Somebody hacked Burger King's Twitter account on Monday, posting obscene
messages and changing its profile picture to a McDonald's logo.
The
tweets stopped after a little more than an hour, and Burger King said it
had reached out to Twitter to suspend the account. A Twitter spokesman
did not immediately respond to a phone message left on Monday.
Late
Monday, Burger King tweeted "Interesting day here at BURGER KING, but
we're back! Welcome to our new followers. Hope you all stick around!"
Burger
King, which usually tweets several times a week, typically does so to
promote sales on chicken sandwiches, or to ask questions such as how
many bites it takes to eat a chicken nugget.
But just after noon
EST on Monday, someone tweeted via Burger King's account, "We just got
sold to McDonalds!" They also changed the icon to rival McDonald Corp.'s
golden arches and the account's background picture to McDonald's new
Fish McBites.
About 55 tweets and retweets followed over the next
hour and a quarter, including some that contained racial epithets,
references to drug use and obscenities. The account tweeted: "if I catch
you at a wendys, we're fightin!"
Monday's appropriation of Burger
King's Twitter account was a relatively mild example of cyber-security
problems, which are causing increasing concern in Washington and for
industry. Media outlets including The New York Times, The Wall Street
Journal and The Washington Post have all said this year that their
computer systems were breached, while several NBC websites were briefly
hacked in November. White House officials and some lawmakers are
pursuing legislation that would make it easier for the government and
industry to share information on how to defend against hacking.
Burger
King didn't know who hacked the account, and no other social media
accounts were affected, said Bryson Thornton, a spokesman for
Miami-based Burger King Worldwide Inc.

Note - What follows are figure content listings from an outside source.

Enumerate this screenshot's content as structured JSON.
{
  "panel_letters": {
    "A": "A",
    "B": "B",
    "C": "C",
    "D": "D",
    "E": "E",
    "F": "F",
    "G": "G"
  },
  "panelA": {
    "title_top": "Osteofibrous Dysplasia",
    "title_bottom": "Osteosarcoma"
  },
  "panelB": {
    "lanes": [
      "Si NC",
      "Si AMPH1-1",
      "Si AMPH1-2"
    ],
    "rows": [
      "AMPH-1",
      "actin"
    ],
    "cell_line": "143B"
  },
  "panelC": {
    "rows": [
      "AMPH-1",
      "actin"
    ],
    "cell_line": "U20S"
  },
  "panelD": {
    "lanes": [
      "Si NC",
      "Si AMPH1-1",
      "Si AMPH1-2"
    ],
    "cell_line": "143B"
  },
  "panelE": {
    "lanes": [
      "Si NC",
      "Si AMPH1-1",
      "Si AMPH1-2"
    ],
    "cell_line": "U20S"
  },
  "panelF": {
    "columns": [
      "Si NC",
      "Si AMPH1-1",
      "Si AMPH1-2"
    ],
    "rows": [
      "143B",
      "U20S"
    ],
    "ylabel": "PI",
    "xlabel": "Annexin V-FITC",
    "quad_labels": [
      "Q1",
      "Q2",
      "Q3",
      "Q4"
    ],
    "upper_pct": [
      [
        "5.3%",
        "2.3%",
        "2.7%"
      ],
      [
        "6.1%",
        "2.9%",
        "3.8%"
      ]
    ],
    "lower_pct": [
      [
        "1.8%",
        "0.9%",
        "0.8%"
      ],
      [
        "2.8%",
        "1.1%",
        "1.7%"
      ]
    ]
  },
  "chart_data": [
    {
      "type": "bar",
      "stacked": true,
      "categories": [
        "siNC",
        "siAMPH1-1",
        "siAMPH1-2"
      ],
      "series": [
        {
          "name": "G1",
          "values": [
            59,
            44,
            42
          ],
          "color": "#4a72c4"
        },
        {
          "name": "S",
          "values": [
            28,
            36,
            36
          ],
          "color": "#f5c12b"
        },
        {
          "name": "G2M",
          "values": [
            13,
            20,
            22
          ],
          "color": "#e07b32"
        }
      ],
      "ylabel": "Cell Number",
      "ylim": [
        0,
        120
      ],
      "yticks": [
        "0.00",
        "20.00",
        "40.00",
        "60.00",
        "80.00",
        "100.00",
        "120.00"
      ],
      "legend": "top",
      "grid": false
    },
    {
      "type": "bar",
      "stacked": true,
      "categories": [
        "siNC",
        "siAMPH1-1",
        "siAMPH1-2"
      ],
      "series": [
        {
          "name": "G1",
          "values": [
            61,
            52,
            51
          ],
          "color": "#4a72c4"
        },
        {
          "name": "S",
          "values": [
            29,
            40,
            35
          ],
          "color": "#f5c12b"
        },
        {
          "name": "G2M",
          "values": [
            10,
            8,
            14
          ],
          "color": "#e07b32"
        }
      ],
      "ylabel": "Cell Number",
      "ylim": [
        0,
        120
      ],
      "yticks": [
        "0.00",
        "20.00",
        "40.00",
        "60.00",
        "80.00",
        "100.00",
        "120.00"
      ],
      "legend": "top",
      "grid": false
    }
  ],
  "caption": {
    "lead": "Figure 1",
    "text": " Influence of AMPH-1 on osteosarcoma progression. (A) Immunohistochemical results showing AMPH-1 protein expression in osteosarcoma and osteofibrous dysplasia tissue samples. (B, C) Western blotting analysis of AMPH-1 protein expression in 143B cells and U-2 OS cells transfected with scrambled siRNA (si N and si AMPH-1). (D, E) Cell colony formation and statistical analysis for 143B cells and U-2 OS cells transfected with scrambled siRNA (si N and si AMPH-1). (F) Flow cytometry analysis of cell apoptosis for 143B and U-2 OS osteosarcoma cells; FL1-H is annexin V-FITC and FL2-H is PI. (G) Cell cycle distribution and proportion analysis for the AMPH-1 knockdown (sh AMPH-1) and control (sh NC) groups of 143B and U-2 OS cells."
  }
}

Its social media team and an
outside agency manage the Twitter account, but Thornton declined to say
how many people knew the account's password. He said they hope to have
it working again soon, and will post a statement on Facebook later
Monday apologizing for the tweets.
Twitter acknowledged on Feb. 1
that cyber attackers may have stolen user names and passwords of 250,000
users. It said at the time that it notified users of the breach.
Competitors were sympathetic.
McDonald's
responded on Twitter that it empathized with its Burger King
counterparts. "Rest assured, we had nothing to do with the hacking."